De la manera de vestir de Nacho Werner se hablaba más allá de nuestras fronteras cancunenses. “¡Imagínate, mijita! Antes de vivir en Cancún andaba de camisa o guayabera. Aquí se dejó crecer el cabello porque no había peluquería. Cuando yo iba a Veracruz, la gente me preguntaba, ¿oye, es cierto que Nacho anda de colita de caballo? Andaba de bermudas, camisa de manga corta y tenis de buena marca, pero les quitaba las agujetas, y les ponía un alambre de luz a los dos primeros agujeros. Nos hacía reír mucho con su indumentaria”.
Los Blanco compraron una casa en la supermanzana 24, las de Inmobiliaria Kan-Kun. “La pusimos muy mona y yo la bauticé como Villa White”. Suites Alborada abrió sus puertas en el 75. “Nuestros primeros inquilinos fueron Bárbara Mackinnon y Alberto Montes, y se quedaron diez años”. Para lavar las toallas y las sábanas habían comprado tres lavadoras y dos secadoras grandes que acomodaron en la parte trasera del negocio. “Fidencio, quien está con nosotros desde el principio, decía, oiga don Carlos, vienen señoras que ven que tenemos para lavar y secar y me suplican que las dejemos lavar, hasta me dejan su bulto”. Entonces se fueron a Miami, en donde recibieron todo tipo de asesoría para comprar las máquinas. “Nos atendían siempre cubanos, el dueño era un judío”, contaba, siempre deteniéndose en los detalles. “Carlos mandó a hacer las monedas especiales con un herrero. Las monedas tenían sus iniciales, C.B.”.

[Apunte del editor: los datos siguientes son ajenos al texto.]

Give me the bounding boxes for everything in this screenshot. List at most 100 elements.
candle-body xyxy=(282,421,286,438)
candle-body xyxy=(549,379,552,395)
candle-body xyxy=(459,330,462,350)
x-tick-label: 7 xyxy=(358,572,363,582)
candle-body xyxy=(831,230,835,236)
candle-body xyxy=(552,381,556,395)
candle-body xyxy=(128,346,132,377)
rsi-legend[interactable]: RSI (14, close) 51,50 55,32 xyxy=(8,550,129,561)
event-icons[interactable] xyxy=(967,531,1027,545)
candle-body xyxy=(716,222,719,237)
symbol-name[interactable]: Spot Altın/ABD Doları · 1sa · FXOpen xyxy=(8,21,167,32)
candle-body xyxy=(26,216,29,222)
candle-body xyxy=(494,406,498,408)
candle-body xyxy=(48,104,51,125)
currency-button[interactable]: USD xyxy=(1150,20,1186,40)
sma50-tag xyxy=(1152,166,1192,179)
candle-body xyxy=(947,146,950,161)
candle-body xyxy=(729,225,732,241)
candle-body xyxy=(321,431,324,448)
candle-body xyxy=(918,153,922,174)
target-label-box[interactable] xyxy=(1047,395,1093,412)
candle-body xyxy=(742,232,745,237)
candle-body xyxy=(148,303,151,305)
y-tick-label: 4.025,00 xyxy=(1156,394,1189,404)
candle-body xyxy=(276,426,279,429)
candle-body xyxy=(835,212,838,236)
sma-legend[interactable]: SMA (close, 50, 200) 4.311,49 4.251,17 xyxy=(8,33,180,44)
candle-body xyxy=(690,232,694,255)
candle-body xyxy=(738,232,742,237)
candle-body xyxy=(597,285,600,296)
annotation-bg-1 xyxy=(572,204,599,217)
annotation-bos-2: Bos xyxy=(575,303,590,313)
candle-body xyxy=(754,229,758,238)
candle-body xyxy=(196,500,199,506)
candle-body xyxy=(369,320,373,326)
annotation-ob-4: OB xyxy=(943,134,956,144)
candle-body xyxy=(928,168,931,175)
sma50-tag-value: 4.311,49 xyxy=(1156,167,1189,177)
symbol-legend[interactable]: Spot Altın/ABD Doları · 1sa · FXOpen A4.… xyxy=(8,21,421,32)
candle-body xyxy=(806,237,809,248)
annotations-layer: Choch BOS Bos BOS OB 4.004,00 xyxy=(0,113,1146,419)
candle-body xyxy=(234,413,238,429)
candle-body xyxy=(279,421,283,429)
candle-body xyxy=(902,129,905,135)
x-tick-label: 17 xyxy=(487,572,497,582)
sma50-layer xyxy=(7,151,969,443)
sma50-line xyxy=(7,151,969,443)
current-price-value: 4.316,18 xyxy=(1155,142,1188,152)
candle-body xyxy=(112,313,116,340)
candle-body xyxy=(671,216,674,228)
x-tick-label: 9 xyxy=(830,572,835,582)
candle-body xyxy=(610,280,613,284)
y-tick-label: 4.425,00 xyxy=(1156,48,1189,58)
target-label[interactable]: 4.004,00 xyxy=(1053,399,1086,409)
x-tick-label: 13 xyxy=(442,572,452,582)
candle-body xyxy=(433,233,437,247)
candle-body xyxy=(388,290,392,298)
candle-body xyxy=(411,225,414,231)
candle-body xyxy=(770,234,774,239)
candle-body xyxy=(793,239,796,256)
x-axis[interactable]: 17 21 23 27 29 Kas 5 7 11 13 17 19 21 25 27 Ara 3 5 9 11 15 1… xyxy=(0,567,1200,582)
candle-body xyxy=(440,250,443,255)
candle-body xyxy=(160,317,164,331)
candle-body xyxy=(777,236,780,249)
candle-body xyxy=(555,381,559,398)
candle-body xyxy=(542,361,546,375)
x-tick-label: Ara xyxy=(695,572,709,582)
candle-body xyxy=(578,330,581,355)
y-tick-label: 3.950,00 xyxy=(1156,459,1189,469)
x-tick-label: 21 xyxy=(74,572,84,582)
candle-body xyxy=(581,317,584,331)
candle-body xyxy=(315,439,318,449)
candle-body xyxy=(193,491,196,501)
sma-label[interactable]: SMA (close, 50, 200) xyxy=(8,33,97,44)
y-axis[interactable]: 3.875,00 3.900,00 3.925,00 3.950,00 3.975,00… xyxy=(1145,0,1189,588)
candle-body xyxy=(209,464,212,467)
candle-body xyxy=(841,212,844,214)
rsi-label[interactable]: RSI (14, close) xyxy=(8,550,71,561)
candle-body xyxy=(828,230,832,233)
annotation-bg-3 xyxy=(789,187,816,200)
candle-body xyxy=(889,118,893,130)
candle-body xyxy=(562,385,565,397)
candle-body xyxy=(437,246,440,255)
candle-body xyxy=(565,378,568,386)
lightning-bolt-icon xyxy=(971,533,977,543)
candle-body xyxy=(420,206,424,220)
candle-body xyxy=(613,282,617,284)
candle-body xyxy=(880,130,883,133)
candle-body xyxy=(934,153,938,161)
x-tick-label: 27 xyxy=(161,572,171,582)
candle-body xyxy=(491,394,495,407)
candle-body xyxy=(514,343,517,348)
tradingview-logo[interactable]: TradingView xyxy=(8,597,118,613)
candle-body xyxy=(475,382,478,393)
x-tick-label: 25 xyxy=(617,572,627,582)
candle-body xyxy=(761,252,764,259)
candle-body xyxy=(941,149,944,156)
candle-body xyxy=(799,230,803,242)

Durante mucho tiempo, los Blanco rentaban a oficinas de gobierno. “No eran muy buena paga”, dijo casi susurrando, como si la fuera a oír un político de los que frecuentan el lugar. Cuando dejaron los locales, pusieron El Café, que luego fue Café Náder, una aportación de los Blanco con reminiscencias de Veracruz, en un edificio cancunense que a la fecha conserva casi toda su estructura original. La tintorería vino de manera lógica, después de la lavandería, con gran éxito desde sus inicios.
Don Carlos falleció en 2006.
Escucho al fondo, en la grabación, las campanadas que anuncian que el pan ya está listo. Me despido de ella con la promesa de que pronto estará en circulación esta entrevista. La vi algunas veces más, antes de su partida, en agosto de 2019. Vivió sus últimos años en las suites, arriba del Café, en un departamento que ella disfrutaba muchísimo. Cuando la entrevisté tenía ochenta años, se veía entera, llena de vida y alegría, aunque me comentó que recién salía “de una depresión marca diablo, mijita”. Fue un honor caminar cerca de ella, aspirar su amor por la vida y por la gente a su alrededor, a quien saludaba con enorme sencillez y entusiasmo.